#!/usr/bin/env python
# coding: utf-8

# # Lorenz Attractor
# by [Paulo Marques](http://pmarques.eu), 2013/09/21
# 
# ---
# 
# This notebook implements the beautiful Lorenz Attractor in Python. The Lorenz Attractor is probably the 
# most ilustrative example of a system that exibits cahotic behaviour. Slightly changing the initial conditions
# of the system leads to completely different solutions. The system itself corresponds to the movement of a point
# particle in a 3D space over time.
# 
# <center>
# ![Lorenz Attractor](http://upload.wikimedia.org/wikipedia/commons/e/e0/Lorenz.png)
# </center>
# 
# The system is formally described by three different differential equations.

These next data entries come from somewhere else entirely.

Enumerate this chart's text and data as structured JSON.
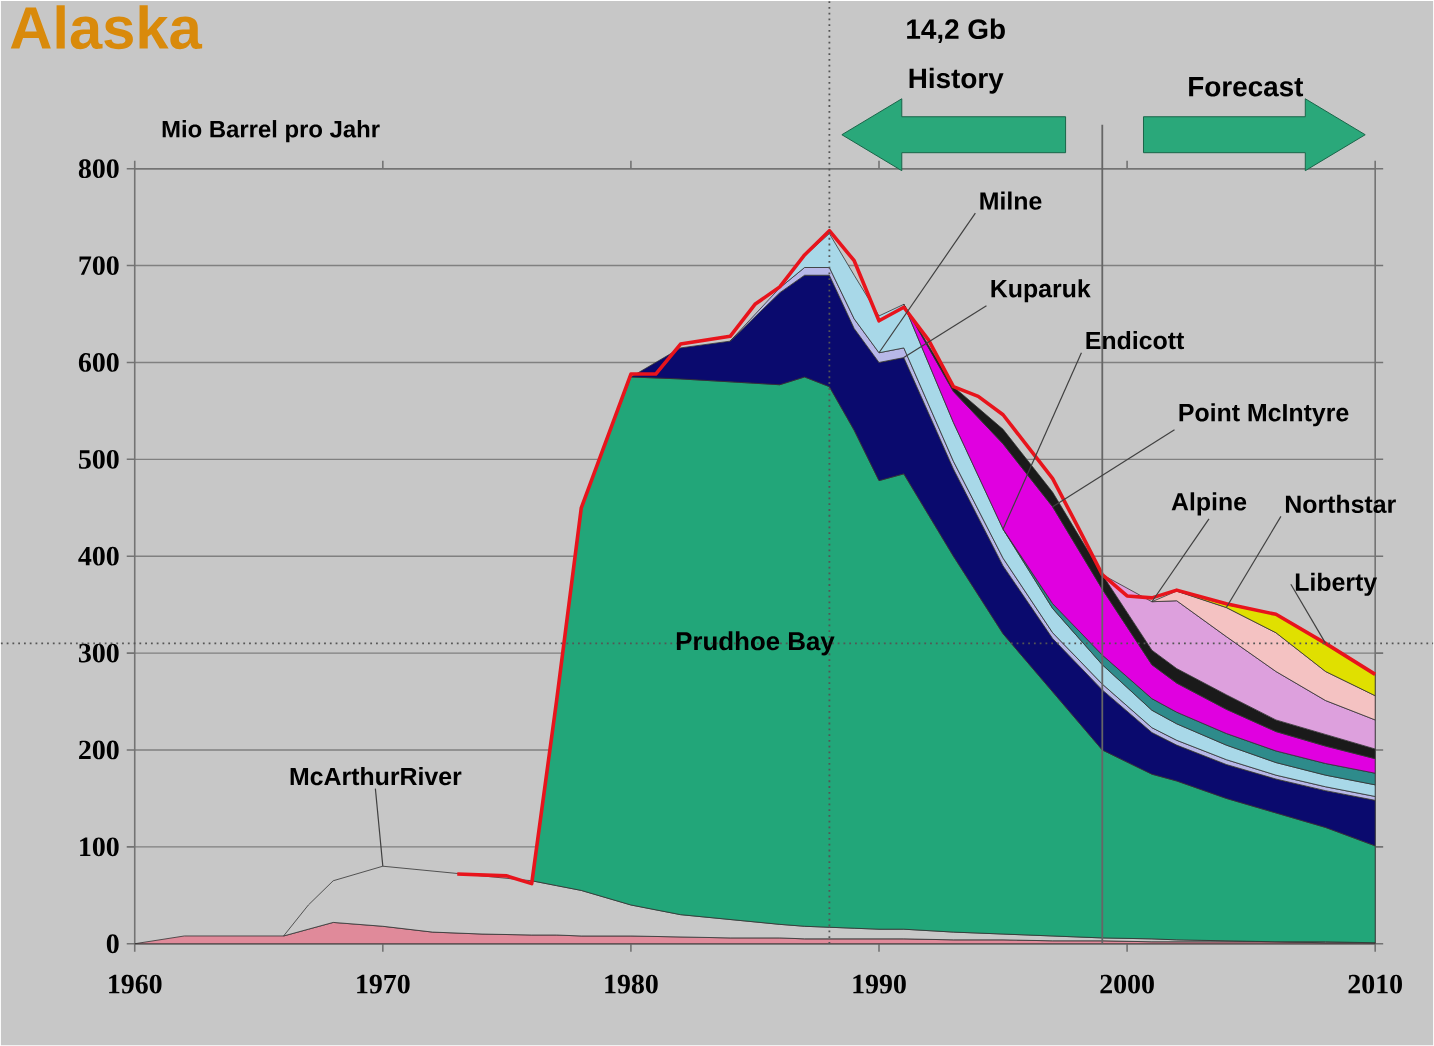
{
  "chart_data": {
    "type": "area",
    "stacked": true,
    "title": "Alaska",
    "ylabel": "Mio Barrel pro Jahr",
    "x": [
      1960,
      1962,
      1966,
      1967,
      1968,
      1970,
      1972,
      1974,
      1976,
      1977,
      1978,
      1980,
      1982,
      1984,
      1986,
      1987,
      1988,
      1989,
      1990,
      1991,
      1993,
      1995,
      1997,
      1999,
      2001,
      2002,
      2004,
      2006,
      2008,
      2010
    ],
    "xlim": [
      1960,
      2010
    ],
    "xticks": [
      1960,
      1970,
      1980,
      1990,
      2000,
      2010
    ],
    "ylim": [
      0,
      800
    ],
    "yticks": [
      0,
      100,
      200,
      300,
      400,
      500,
      600,
      700,
      800
    ],
    "grid": "y",
    "legend": false,
    "marker": "none",
    "series": [
      {
        "color": "#e08a9a",
        "values": [
          0,
          8,
          8,
          15,
          22,
          18,
          12,
          10,
          9,
          9,
          8,
          8,
          7,
          6,
          6,
          5,
          5,
          5,
          5,
          5,
          4,
          4,
          3,
          3,
          2,
          2,
          2,
          2,
          1,
          1
        ]
      },
      {
        "color": "#c8c8c8",
        "values": [
          null,
          null,
          0,
          25,
          43,
          62,
          63,
          60,
          56,
          51,
          47,
          32,
          23,
          19,
          14,
          13,
          12,
          11,
          10,
          10,
          8,
          6,
          5,
          3,
          3,
          2,
          1,
          0,
          1,
          0
        ]
      },
      {
        "color": "#22a679",
        "values": [
          null,
          null,
          null,
          null,
          null,
          null,
          null,
          null,
          0,
          190,
          395,
          545,
          553,
          555,
          557,
          567,
          558,
          514,
          463,
          470,
          388,
          310,
          252,
          194,
          170,
          164,
          147,
          133,
          118,
          100
        ]
      },
      {
        "color": "#0a0a6e",
        "values": [
          null,
          null,
          null,
          null,
          null,
          null,
          null,
          null,
          null,
          null,
          null,
          0,
          32,
          42,
          95,
          105,
          115,
          105,
          122,
          120,
          90,
          70,
          55,
          62,
          43,
          37,
          35,
          35,
          38,
          47
        ]
      },
      {
        "color": "#b8b8e8",
        "values": [
          null,
          null,
          null,
          null,
          null,
          null,
          null,
          null,
          null,
          null,
          null,
          null,
          null,
          0,
          5,
          8,
          8,
          10,
          10,
          10,
          8,
          8,
          6,
          6,
          5,
          5,
          5,
          4,
          4,
          4
        ]
      },
      {
        "color": "#a8d8e8",
        "values": [
          null,
          null,
          null,
          null,
          null,
          null,
          null,
          null,
          null,
          null,
          null,
          null,
          null,
          null,
          0,
          12,
          35,
          45,
          38,
          45,
          40,
          30,
          25,
          20,
          18,
          17,
          15,
          13,
          12,
          12
        ]
      },
      {
        "color": "#2e8b8b",
        "values": [
          null,
          null,
          null,
          null,
          null,
          null,
          null,
          null,
          null,
          null,
          null,
          null,
          null,
          null,
          null,
          null,
          null,
          null,
          null,
          null,
          null,
          0,
          5,
          10,
          12,
          12,
          12,
          12,
          12,
          12
        ]
      },
      {
        "color": "#e000e0",
        "values": [
          null,
          null,
          null,
          null,
          null,
          null,
          null,
          null,
          null,
          null,
          null,
          null,
          null,
          null,
          null,
          null,
          null,
          null,
          null,
          0,
          32,
          88,
          100,
          68,
          35,
          30,
          25,
          20,
          18,
          15
        ]
      },
      {
        "color": "#1a1a1a",
        "values": [
          null,
          null,
          null,
          null,
          null,
          null,
          null,
          null,
          null,
          null,
          null,
          null,
          null,
          null,
          null,
          null,
          null,
          null,
          null,
          0,
          5,
          15,
          15,
          15,
          15,
          15,
          15,
          12,
          12,
          10
        ]
      },
      {
        "color": "#dda0dd",
        "values": [
          null,
          null,
          null,
          null,
          null,
          null,
          null,
          null,
          null,
          null,
          null,
          null,
          null,
          null,
          null,
          null,
          null,
          null,
          null,
          null,
          null,
          null,
          null,
          0,
          50,
          70,
          60,
          50,
          35,
          30
        ]
      },
      {
        "color": "#f4c2c2",
        "values": [
          null,
          null,
          null,
          null,
          null,
          null,
          null,
          null,
          null,
          null,
          null,
          null,
          null,
          null,
          null,
          null,
          null,
          null,
          null,
          null,
          null,
          null,
          null,
          null,
          0,
          10,
          30,
          40,
          30,
          25
        ]
      },
      {
        "color": "#e0e000",
        "values": [
          null,
          null,
          null,
          null,
          null,
          null,
          null,
          null,
          null,
          null,
          null,
          null,
          null,
          null,
          null,
          null,
          null,
          null,
          null,
          null,
          null,
          null,
          null,
          null,
          null,
          0,
          3,
          19,
          29,
          22
        ]
      },
      {
        "type": "line",
        "color": "#e8141c",
        "x": [
          1973,
          1975,
          1976,
          1977,
          1978,
          1980,
          1981,
          1982,
          1984,
          1985,
          1986,
          1987,
          1988,
          1989,
          1990,
          1991,
          1992,
          1993,
          1994,
          1995,
          1997,
          1998,
          1999,
          2000,
          2001,
          2002,
          2004,
          2006,
          2008,
          2010
        ],
        "values": [
          72,
          70,
          62,
          250,
          450,
          588,
          588,
          619,
          627,
          660,
          678,
          711,
          736,
          705,
          643,
          657,
          623,
          575,
          565,
          546,
          480,
          431,
          381,
          359,
          357,
          365,
          351,
          340,
          310,
          278
        ]
      }
    ],
    "ref_lines": [
      {
        "axis": "x",
        "value": 1988,
        "line_style": "dotted",
        "color": "#555555"
      },
      {
        "axis": "x",
        "value": 1999,
        "line_style": "solid",
        "color": "#666666"
      },
      {
        "axis": "y",
        "value": 310,
        "line_style": "dotted",
        "color": "#555555"
      }
    ],
    "annotations": [
      "14,2 Gb",
      "History",
      "Forecast",
      {
        "text": "McArthurRiver",
        "x": 1970,
        "y": 80
      },
      {
        "text": "Prudhoe Bay",
        "x": 1985,
        "y": 310
      },
      {
        "text": "Milne",
        "x": 1990,
        "y": 610
      },
      {
        "text": "Kuparuk",
        "x": 1991,
        "y": 605
      },
      {
        "text": "Endicott",
        "x": 1995,
        "y": 428
      },
      {
        "text": "Point McIntyre",
        "x": 1997,
        "y": 451
      },
      {
        "text": "Alpine",
        "x": 2001,
        "y": 353
      },
      {
        "text": "Northstar",
        "x": 2004,
        "y": 347
      },
      {
        "text": "Liberty",
        "x": 2008,
        "y": 310
      }
    ]
  }
}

These equations represent the movement
# of a point $(x, y, z)$ in space over time. In the following equations, $t$ represents time, $\sigma$, $\rho$, $\beta$ are constants.
# 
# $$ \frac{dx}{dt} = \sigma (y - x) $$
# 
# $$ \frac{dy}{dt} = x (\rho - z) - y $$
# 
# $$ \frac{dz}{dt} = x y - \beta z $$
# 
# Let's implement it in python.
# 
# ---

# Let's start by importing some basic libraries.

# In[1]:


get_ipython().run_line_magic('matplotlib', 'inline')
from scipy.integrate import odeint
from mpl_toolkits.mplot3d.axes3d import Axes3D
from pylab import *


# We need to define the system of differential equations as an equation of the form: ${\bf r}' = {\bf f}({\bf r},t)$ where ${\bf r} = (x, y, z)$ and ${\bf f}({\bf r},t)$ is the mapping function.

# In[2]:


def f(r, t):
    (x, y, z) = r
    
    # The Lorenz equations
    dx_dt = sigma*(y - x)
    dy_dt = x*(rho - z) - y
    dz_dt = x*y - beta*z
    
    return [dx_dt, dy_dt, dz_dt]    


# Let's define the initial conditions of the system ${\bf r}_0 = (x_0, y_0, z_0)$, the constants $\sigma$, $\rho$ and $\beta$ and a time grid.

# In[3]:


# Initial position in space
r0 = [0.1, 0.0, 0.0]

# Constants sigma, rho and beta
sigma = 10.0
rho   = 28.0
beta  = 8.0/3.0

# Time grid
tf = 100.0
t = linspace(0, tf, int(tf*100))


# Now let's solve the differencial equations numericaly and extract the corresponding $(x, y, z)$:

# In[4]:


pos = odeint(f, r0, t)

x = pos[:, 0]
y = pos[:, 1]
z = pos[:, 2]


# Let's see how it looks in 3D.

# In[5]:


fig = figure(figsize=(16,10))
ax = fig.gca(projection='3d')
ax.plot(x, y, z)


# Let's see different cuts around the axes:

# In[6]:


fig, ax = subplots(1, 3, sharex=True, sharey=True, figsize=(16,8))

ax[0].plot(x, y)
ax[0].set_title('X-Y cut')

ax[1].plot(x, z)
ax[1].set_title('X-Z cut')

ax[2].plot(y, z)
ax[2].set_title('Y-Z cut')


# ---
# 
# # MIT LICENSE
# 
# > Copyright (C) 2013 Paulo Marques (pjp.marques@gmail.com)
# >
# > Permission is hereby granted, free of charge, to any person obtaining a copy of 
# > this software and associated documentation files (the "Software"), to deal in
# > the Software without restriction, including without limitation the rights to
# > use, copy, modify, merge, publish, distribute, sublicense, and/or sell copies of
# > the Software, and to permit persons to whom the Software is furnished to do so,
# > subject to the following conditions:
# >  
# > The above copyright notice and this permission notice shall be included in all 
# > copies or substantial portions of the Software.
# > 
# > THE SOFTWARE IS PROVIDED "AS IS", WITHOUT WARRANTY OF ANY KIND, EXPRESS OR
# > IMPLIED, INCLUDING BUT NOT LIMITED TO THE WARRANTIES OF MERCHANTABILITY, FITNESS
# > FOR A PARTICULAR PURPOSE AND NONINFRINGEMENT. IN NO EVENT SHALL THE AUTHORS OR
# > COPYRIGHT HOLDERS BE LIABLE FOR ANY CLAIM, DAMAGES OR OTHER LIABILITY, WHETHER
# > IN AN ACTION OF CONTRACT, TORT OR OTHERWISE, ARISING FROM, OUT OF OR IN 
# > CONNECTION WITH THE SOFTWARE OR THE USE OR OTHER DEALINGS IN THE SOFTWARE.